Alors que les officiers de l'active se conduisaient à notre égard comme les meilleurs bougres de la terre, lui, Pète-sec, faisait une mousse de tous les diables et un zèle dont la meilleure part consistait à nous submerger de consigne, salle de police et autres apanages.

Ah! le cochon!

Comme nous n'étions pas venus, en somme, à Lisieux pour coucher à la boîte, nous résolûmes, quelques réservistes et moi, de mettre un frein à l'ardeur de ce soyeux en délire, et notre procédé mérite vraiment qu'on le relate ici.

Le colonel, ou plutôt le lieutenant-colonel, car la garnison de Lisieux ne comporte que le 4e bataillon et le dépôt, avait autorisé à coucher en ville tous les réservistes mariés et accompagnés de leur épouse.

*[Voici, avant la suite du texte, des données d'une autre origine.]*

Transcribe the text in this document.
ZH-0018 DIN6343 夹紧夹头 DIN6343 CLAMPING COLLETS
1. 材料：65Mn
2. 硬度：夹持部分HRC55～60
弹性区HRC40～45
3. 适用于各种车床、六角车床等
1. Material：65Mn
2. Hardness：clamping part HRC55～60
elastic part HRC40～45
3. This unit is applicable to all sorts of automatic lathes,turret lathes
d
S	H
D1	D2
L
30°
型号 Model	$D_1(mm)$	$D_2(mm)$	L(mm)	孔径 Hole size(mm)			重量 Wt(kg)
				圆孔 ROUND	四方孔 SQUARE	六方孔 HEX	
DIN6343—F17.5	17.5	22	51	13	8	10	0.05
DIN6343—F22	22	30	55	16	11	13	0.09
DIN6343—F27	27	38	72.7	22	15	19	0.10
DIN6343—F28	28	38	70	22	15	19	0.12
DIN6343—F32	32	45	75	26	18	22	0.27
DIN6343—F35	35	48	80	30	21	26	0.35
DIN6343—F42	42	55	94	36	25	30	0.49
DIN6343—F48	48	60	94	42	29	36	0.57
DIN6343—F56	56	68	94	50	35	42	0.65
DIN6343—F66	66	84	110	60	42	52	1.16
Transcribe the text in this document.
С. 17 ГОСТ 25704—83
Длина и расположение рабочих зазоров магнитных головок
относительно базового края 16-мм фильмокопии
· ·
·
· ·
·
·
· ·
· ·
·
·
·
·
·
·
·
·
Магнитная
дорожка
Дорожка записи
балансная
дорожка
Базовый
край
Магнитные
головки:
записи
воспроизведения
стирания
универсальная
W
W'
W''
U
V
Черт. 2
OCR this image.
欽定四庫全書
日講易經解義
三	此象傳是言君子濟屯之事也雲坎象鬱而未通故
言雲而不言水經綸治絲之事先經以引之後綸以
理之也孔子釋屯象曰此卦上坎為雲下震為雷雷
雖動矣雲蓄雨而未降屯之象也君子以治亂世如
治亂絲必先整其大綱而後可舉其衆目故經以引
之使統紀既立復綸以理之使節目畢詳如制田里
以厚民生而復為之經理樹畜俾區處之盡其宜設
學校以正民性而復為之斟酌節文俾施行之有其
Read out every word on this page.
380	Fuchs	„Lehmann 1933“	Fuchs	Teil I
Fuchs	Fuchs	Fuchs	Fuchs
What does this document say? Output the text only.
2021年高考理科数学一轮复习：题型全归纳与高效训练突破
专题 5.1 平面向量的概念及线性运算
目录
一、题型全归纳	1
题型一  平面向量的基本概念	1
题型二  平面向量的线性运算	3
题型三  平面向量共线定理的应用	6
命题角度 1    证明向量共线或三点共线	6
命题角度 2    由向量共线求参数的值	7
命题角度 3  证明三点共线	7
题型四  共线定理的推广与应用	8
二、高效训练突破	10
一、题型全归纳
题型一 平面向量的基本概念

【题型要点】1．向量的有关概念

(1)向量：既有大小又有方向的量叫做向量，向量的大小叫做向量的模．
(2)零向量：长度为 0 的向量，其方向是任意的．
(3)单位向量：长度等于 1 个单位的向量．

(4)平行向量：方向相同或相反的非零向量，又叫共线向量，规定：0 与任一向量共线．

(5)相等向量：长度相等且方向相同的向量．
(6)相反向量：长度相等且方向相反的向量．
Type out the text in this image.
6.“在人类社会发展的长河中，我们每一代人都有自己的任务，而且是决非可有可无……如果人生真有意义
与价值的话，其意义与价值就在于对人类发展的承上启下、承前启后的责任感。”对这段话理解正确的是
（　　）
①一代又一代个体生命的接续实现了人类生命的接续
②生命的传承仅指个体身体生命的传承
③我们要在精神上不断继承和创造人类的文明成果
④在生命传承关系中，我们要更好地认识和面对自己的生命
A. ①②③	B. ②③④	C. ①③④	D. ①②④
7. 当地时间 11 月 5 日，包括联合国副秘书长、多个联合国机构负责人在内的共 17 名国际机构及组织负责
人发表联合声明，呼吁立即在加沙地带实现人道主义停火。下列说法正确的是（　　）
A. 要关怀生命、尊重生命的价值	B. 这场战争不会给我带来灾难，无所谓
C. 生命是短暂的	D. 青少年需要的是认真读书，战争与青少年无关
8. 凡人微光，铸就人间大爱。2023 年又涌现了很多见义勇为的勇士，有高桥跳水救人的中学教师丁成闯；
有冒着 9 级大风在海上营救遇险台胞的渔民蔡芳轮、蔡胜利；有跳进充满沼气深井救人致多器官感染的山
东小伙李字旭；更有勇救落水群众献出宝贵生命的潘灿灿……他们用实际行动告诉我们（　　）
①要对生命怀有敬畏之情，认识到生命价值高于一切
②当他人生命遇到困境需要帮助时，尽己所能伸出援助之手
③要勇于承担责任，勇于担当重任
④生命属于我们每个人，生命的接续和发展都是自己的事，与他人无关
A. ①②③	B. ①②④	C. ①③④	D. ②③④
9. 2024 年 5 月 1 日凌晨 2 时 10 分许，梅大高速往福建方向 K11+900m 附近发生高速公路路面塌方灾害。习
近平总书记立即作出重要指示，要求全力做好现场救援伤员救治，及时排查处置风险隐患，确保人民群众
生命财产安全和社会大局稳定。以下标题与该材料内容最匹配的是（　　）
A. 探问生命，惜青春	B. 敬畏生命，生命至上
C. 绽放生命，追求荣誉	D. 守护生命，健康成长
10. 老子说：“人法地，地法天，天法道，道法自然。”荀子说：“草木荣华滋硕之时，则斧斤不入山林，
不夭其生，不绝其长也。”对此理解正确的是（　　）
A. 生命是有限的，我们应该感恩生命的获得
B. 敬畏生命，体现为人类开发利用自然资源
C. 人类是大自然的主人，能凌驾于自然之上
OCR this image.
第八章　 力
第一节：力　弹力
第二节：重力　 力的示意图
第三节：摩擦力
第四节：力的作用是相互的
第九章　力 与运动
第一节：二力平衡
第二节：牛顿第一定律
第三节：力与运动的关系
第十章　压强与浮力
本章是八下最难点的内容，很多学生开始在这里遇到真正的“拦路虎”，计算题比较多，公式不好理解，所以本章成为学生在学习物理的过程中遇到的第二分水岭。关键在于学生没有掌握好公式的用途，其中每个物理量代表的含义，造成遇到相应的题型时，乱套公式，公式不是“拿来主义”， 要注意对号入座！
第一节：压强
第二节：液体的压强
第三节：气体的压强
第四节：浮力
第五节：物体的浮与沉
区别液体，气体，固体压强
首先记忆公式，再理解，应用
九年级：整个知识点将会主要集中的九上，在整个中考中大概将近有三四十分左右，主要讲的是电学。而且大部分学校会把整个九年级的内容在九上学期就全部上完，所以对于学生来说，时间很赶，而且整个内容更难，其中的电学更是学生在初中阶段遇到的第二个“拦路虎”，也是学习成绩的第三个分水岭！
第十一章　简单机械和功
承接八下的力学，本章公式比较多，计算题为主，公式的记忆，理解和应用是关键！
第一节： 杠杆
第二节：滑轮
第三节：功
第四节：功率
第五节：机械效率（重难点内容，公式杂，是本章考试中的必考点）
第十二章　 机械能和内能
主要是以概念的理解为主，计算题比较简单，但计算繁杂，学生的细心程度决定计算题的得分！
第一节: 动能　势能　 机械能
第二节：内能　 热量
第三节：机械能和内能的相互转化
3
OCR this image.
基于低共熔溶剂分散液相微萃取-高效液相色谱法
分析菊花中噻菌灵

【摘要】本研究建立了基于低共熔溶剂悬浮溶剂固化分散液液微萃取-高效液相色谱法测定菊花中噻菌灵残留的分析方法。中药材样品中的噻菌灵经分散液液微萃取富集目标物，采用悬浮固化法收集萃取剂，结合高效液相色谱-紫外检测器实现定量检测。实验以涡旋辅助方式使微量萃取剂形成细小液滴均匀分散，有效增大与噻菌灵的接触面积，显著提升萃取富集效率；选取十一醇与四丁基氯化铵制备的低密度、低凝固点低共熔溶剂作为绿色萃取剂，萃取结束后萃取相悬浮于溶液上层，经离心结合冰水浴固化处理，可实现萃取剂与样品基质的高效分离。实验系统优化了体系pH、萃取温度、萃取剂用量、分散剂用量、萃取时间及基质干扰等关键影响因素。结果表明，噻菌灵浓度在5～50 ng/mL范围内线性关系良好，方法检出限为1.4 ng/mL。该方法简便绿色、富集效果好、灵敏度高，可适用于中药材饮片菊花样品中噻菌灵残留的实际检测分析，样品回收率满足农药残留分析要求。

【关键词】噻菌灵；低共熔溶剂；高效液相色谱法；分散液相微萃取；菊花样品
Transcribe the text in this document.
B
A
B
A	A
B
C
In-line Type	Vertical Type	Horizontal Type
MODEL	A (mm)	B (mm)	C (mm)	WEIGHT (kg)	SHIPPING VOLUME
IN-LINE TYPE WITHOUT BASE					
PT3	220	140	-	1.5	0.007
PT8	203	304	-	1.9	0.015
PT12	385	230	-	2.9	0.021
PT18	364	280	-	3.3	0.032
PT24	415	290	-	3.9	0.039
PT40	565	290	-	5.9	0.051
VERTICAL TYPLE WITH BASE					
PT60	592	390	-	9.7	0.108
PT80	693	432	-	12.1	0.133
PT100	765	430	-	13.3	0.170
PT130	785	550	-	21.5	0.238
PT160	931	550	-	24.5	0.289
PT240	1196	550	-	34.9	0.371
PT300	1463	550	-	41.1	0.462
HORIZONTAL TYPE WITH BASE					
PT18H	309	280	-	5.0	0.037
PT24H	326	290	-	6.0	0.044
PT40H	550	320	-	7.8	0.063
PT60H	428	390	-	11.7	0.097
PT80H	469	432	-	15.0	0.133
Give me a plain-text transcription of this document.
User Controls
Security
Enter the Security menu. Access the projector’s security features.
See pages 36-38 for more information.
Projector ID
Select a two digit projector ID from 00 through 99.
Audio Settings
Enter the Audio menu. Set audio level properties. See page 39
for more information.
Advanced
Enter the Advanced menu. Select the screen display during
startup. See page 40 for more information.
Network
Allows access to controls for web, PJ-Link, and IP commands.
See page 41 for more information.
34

Bien que célibataire à cette époque (et encore maintenant, d'ailleurs), je déclarai effrontément être consort et j'obtins mon autorisation.

Inutile d'ajouter qu'une foule de garçons dans mon cas agirent comme moi, et si la Société des Lits Militaires avait tant soit peu de cœur, elle nous enverrait un joli bronze en signe de gratitude.

Le brave lieutenant-colonel avait ajouté au rapport que les réservistes couchant en ville devaient réintégrer leurs logements aussitôt après la retraite sonnée.

Cette dernière clause, bien entendu, resta pour nous lettre morte.

L'exercice fini, on rentrait chez soi se livrer à des soins de propreté, après quoi on dînait. Et puis on tâchait vaguement de tuer la soirée au concert du café Dubois ou à l'Alcazar (!) de la rue Petite-Couture.

D'autres se rendaient en des logis infâmes de la rue du Moulin-à-Tan, mais si c'est de la sorte que ces gaillards-là se préparaient à reprendre l'Alsace et la Lorraine, alors macache! comme on dit en style militaire.